Blog post

If You Torture The Data Enough, It Will Confess Anything

By Andrea Di Maio | June 29, 2009 | 1 Comment

open government data

A former colleague of mine, Paolo Magrassi, used to say this when challenging benchmarking reports or statistics or quantitative analysis. His words came to mind after I read Casey Coleman’s latest post on her blog. I like her blog as she provides an authoritative, yet informal view of events that affect the federal government. In her latest post she mentioned Vivek Kundra’s vision of government “open by default”, i.e. data from federal agencies should be published and publicly available, unless privacy and security considerations prevent from doing so.

In my blog I’ve covered the theme of open government data many times, since when the US President issued his memo setting the scene for this.
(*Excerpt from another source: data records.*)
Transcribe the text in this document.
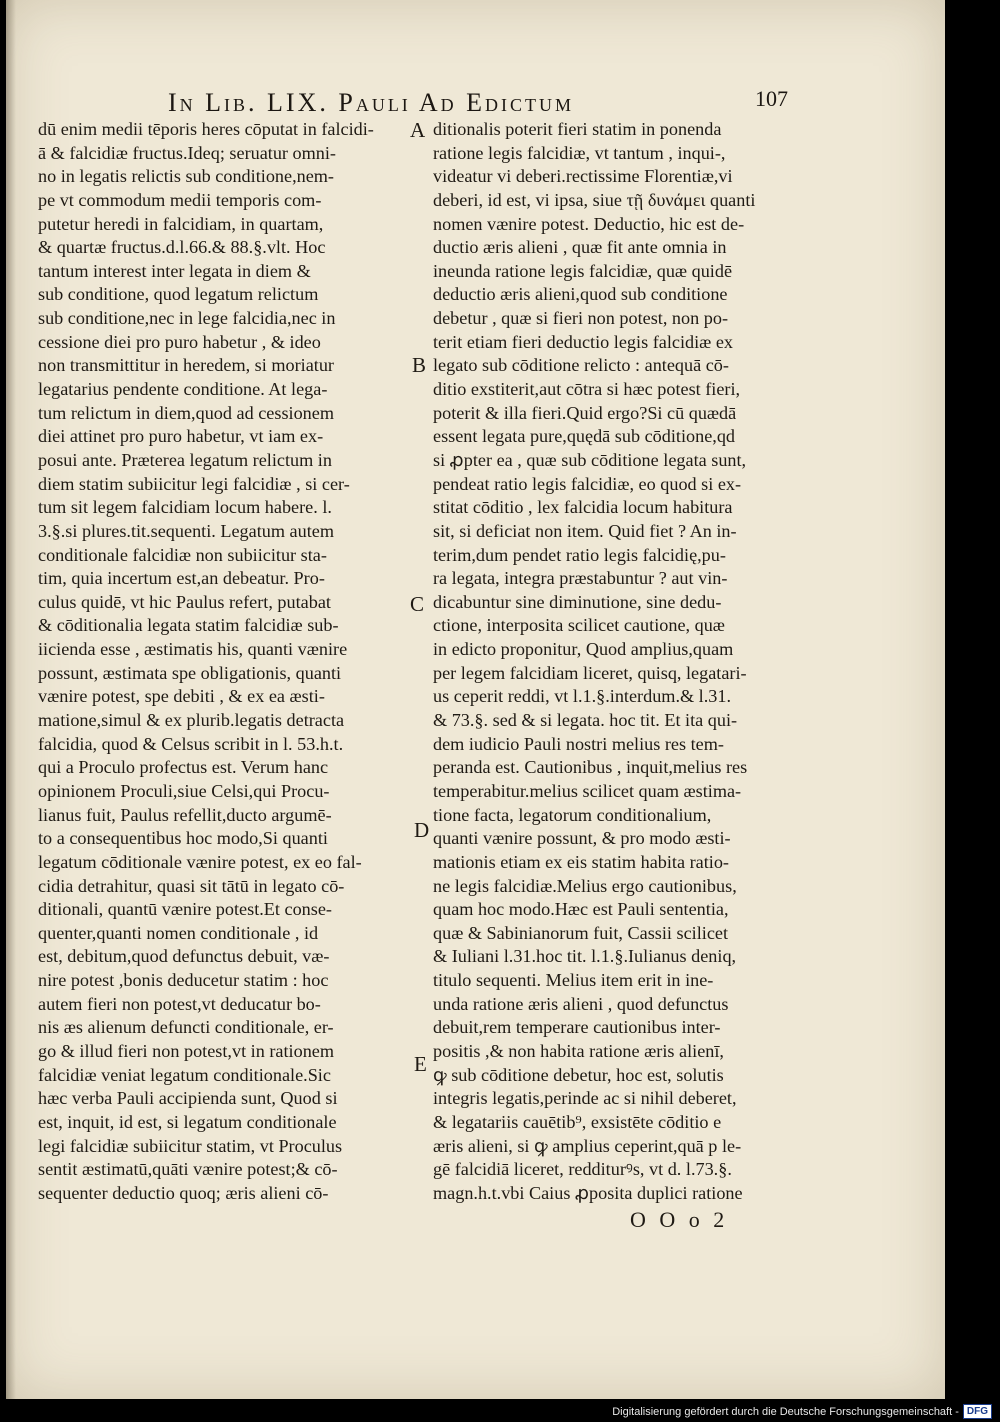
In Lib. LIX. Pauli Ad Edictum	107
dū enim medii tēporis heres cōputat in falcidi-
ā & falcidiæ fructus.Ideq; seruatur omni-
no in legatis relictis sub conditione,nem-
pe vt commodum medii temporis com-
putetur heredi in falcidiam, in quartam,
& quartæ fructus.d.l.66.& 88.§.vlt. Hoc
tantum interest inter legata in diem &
sub conditione, quod legatum relictum
sub conditione,nec in lege falcidia,nec in
cessione diei pro puro habetur , & ideo
non transmittitur in heredem, si moriatur
legatarius pendente conditione. At lega-
tum relictum in diem,quod ad cessionem
diei attinet pro puro habetur, vt iam ex-
posui ante. Præterea legatum relictum in
diem statim subiicitur legi falcidiæ , si cer-
tum sit legem falcidiam locum habere. l.
3.§.si plures.tit.sequenti. Legatum autem
conditionale falcidiæ non subiicitur sta-
tim, quia incertum est,an debeatur. Pro-
culus quidē, vt hic Paulus refert, putabat
& cōditionalia legata statim falcidiæ sub-
iicienda esse , æstimatis his, quanti vænire
possunt, æstimata spe obligationis, quanti
vænire potest, spe debiti , & ex ea æsti-
matione,simul & ex plurib.legatis detracta
falcidia, quod & Celsus scribit in l. 53.h.t.
qui a Proculo profectus est. Verum hanc
opinionem Proculi,siue Celsi,qui Procu-
lianus fuit, Paulus refellit,ducto argumē-
to a consequentibus hoc modo,Si quanti
legatum cōditionale vænire potest, ex eo fal-
cidia detrahitur, quasi sit tātū in legato cō-
ditionali, quantū vænire potest.Et conse-
quenter,quanti nomen conditionale , id
est, debitum,quod defunctus debuit, væ-
nire potest ,bonis deducetur statim : hoc
autem fieri non potest,vt deducatur bo-
nis æs alienum defuncti conditionale, er-
go & illud fieri non potest,vt in rationem
falcidiæ veniat legatum conditionale.Sic
hæc verba Pauli accipienda sunt, Quod si
est, inquit, id est, si legatum conditionale
legi falcidiæ subiicitur statim, vt Proculus
sentit æstimatū,quāti vænire potest;& cō-
sequenter deductio quoq; æris alieni cō-
ditionalis poterit fieri statim in ponenda
ratione legis falcidiæ, vt tantum , inqui-,
videatur vi deberi.rectissime Florentiæ,vi
deberi, id est, vi ipsa, siue τῇ δυνάμει quanti
nomen vænire potest. Deductio, hic est de-
ductio æris alieni , quæ fit ante omnia in
ineunda ratione legis falcidiæ, quæ quidē
deductio æris alieni,quod sub conditione
debetur , quæ si fieri non potest, non po-
terit etiam fieri deductio legis falcidiæ ex
legato sub cōditione relicto : antequā cō-
ditio exstiterit,aut cōtra si hæc potest fieri,
poterit & illa fieri.Quid ergo?Si cū quædā
essent legata pure,quędā sub cōditione,qd
si ꝓpter ea , quæ sub cōditione legata sunt,
pendeat ratio legis falcidiæ, eo quod si ex-
stitat cōditio , lex falcidia locum habitura
sit, si deficiat non item. Quid fiet ? An in-
terim,dum pendet ratio legis falcidię,pu-
ra legata, integra præstabuntur ? aut vin-
dicabuntur sine diminutione, sine dedu-
ctione, interposita scilicet cautione, quæ
in edicto proponitur, Quod amplius,quam
per legem falcidiam liceret, quisq, legatari-
us ceperit reddi, vt l.1.§.interdum.& l.31.
& 73.§. sed & si legata. hoc tit. Et ita qui-
dem iudicio Pauli nostri melius res tem-
peranda est. Cautionibus , inquit,melius res
temperabitur.melius scilicet quam æstima-
tione facta, legatorum conditionalium,
quanti vænire possunt, & pro modo æsti-
mationis etiam ex eis statim habita ratio-
ne legis falcidiæ.Melius ergo cautionibus,
quam hoc modo.Hæc est Pauli sententia,
quæ & Sabinianorum fuit, Cassii scilicet
& Iuliani l.31.hoc tit. l.1.§.Iulianus deniq,
titulo sequenti. Melius item erit in ine-
unda ratione æris alieni , quod defunctus
debuit,rem temperare cautionibus inter-
positis ,& non habita ratione æris alienī,
ꝙ sub cōditione debetur, hoc est, solutis
integris legatis,perinde ac si nihil deberet,
& legatariis cauētib⁹, exsistēte cōditio e
æris alieni, si ꝙ amplius ceperint,quā p le-
gē falcidiā liceret, redditurꝰs, vt d. l.73.§.
magn.h.t.vbi Caius ꝓposita duplici ratione
A
B
C
D
E
O O o 2
Digitalisierung gefördert durch die Deutsche Forschungsgemeinschaft - DFG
There is one point that Casey makes and I do not entirely agree with. She says that open by default will remove the usual problem of selection bias (i.e. the self selection of individuals who decide to participate in a survey or an experiment) by allowing all American citizens to actively participate in mashing up their own data in ways that they determine. I do agree in principle, but I am more skeptical about many Americans (or Canadians, or Australians or French or….) having a compelling interest for doing their own mashups. In most cases, mashers will be businesses, other government agencies, associations, communities, who have a purpose for mashing up.

And what could that purpose be, if not to prove a particular point or sell a new product or service, or influence the public opinion on certain topics? Isn’t this something that political parties, unions, industrial associations, consumer advocacy groups, the press have always been doing? Sure, open by default will empower more actors to leverage data, but at the end of the day they won’t do so for fun, but for a “business” interest of sort.

Do not get me wrong. I think that open by default is great and, living in a country where many media are directly or indirectly controlled or influenced by government, I’d love to see somebody pursuing an open by default policy.

I just think that people need to set their expectation right and accept that, as Paolo said, if somebody tortures the data enough (open or not), it will confess anything.

Comments are closed

1 Comment

  • Nick Jones says:

    I agree Andrea. I would much rather have a government that was trustworthy and reliable and got on with the job of administering the country in an effective an unobtrusive manner. I have better things to do than mash up government data, it would be great if I didn’t have to worry about the fine grained details of govermnment, and my government only bothered me when a significant strategic decision had to be made. Cynically I suspect the main driver for individual citizens to mash up government data is because they need to monitor governments which aren’t reliable enough to be left alone to do their job. Which is rather sad. I guess that “open by default” is a good idea, but I wish it wasn’t so necessary.